In 1911 he became prime minister. The leader of the Radicals, he favored a policy of conciliation with Germany during his premiership from 1911 to 1912, which led to the maintenance of the peace during the Second Moroccan Crisis of 1911. He and his ministers were forced to resign on January 11, 1912, after it was revealed that he had secretly negotiated with Germany without the knowledge of President Fallieries.
Nevertheless, thanks to his undoubted qualities as a financier, he remained a great power in French politics. He fought the Three Years' Service bill with the utmost tenacity; and although that measure became law, it was he who finally, on the financial aspect of that bill, brought about the downfall of the Barthou Ministry in the autumn of 1913.

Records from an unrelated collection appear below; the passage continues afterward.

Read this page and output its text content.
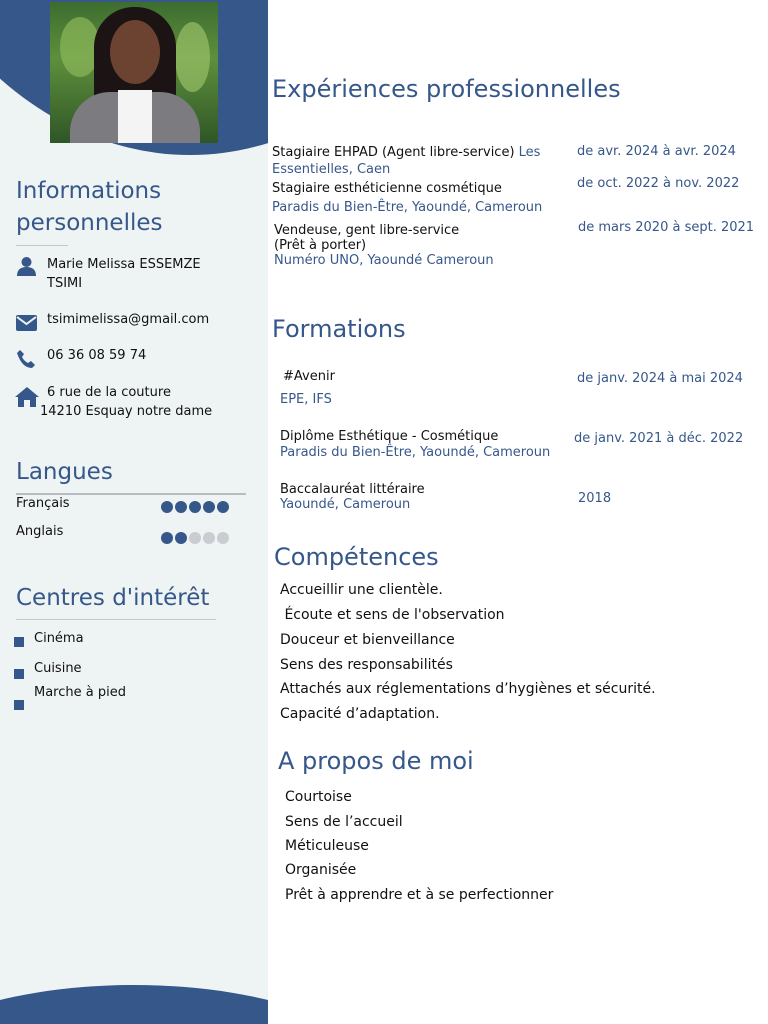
Informations
personnelles
Marie Melissa ESSEMZE
TSIMI
tsimimelissa@gmail.com
06 36 08 59 74
6 rue de la couture
14210 Esquay notre dame
Langues
Français
Anglais
Centres d'intérêt
Cinéma
Cuisine
Marche à pied
Expériences professionnelles
Stagiaire EHPAD (Agent libre-service) Les
Essentielles, Caen
de avr. 2024 à avr. 2024
Stagiaire esthéticienne cosmétique
Paradis du Bien-Être, Yaoundé, Cameroun
de oct. 2022 à nov. 2022
Vendeuse, gent libre-service
(Prêt à porter)
Numéro UNO, Yaoundé Cameroun
de mars 2020 à sept. 2021
Formations
#Avenir
EPE, IFS
de janv. 2024 à mai 2024
Diplôme Esthétique - Cosmétique
Paradis du Bien-Être, Yaoundé, Cameroun
de janv. 2021 à déc. 2022
Baccalauréat littéraire
Yaoundé, Cameroun	2018
Compétences
Accueillir une clientèle.
Écoute et sens de l'observation
Douceur et bienveillance
Sens des responsabilités
Attachés aux réglementations d’hygiènes et sécurité.
Capacité d’adaptation.
A propos de moi
Courtoise
Sens de l’accueil
Méticuleuse
Organisée
Prêt à apprendre et à se perfectionner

His past history was of a character which made it impossible, if the Entente Cordiale was to continue, that he should return to the position of prime minister, but he joined the succeeding Doumergue Cabinet as Minister of Finance. As a financial expert, he had for long identified himself with a great and necessary reform in the fiscal policy of France — the introduction of the principle of an income tax. Throughout the winter of 1913, he campaigned for this principle. His advocacy of an income tax, and his uncertain and erratic championship of proletarian ideas, alarmed all the conservative elements in the country, and throughout the winter he was attacked with increasing violence from the platform and through the press.
Those attacks reached their highest point of bitterness in a series of disclosures in Le Figaro of a more or less personal nature. In 1914, this newspaper started the publication of letters addressed by him to Henriette Caillaux, the second Madame Caillaux, while he was still married to the first. Madame Caillaux in turn shot to death Gaston Calmette, the editor of Le Figaro newspaper, and Caillaux resigned as Minister of Finance. Madame Caillaux was acquitted however.
Caillaux became the leader of a peace party in the Assembly during World War I. After a mission to South America, he returned in 1915, and at once began a lobby campaign: He financed newspapers, and did everything he possibly could behind the scenes to consolidate his position. He became acquainted with the Bolos and the Malvys of political and journalistic life. By the spring of 1917, he had become in the eyes of the public “l'homme de la défaite,” the man who was willing to effect a compromise peace with Germany at the expense of Great Britain. The advent of Clemenceau to power killed all his hopes. This led to his arrest and trial for treason in 1918. After long delay, he was tried on a charge of high treason by the High Court of the Senate, and sentenced to three years' imprisonment, the term he had already served, and to the prohibition of residence in French territory for five years and deprivation of civil rights for ten years.
Again rehabilitated after the war, Caillaux served at various times in the left wing governments of the 1920s.
Joseph Caillaux is interred in the Père Lachaise Cemetery in Paris.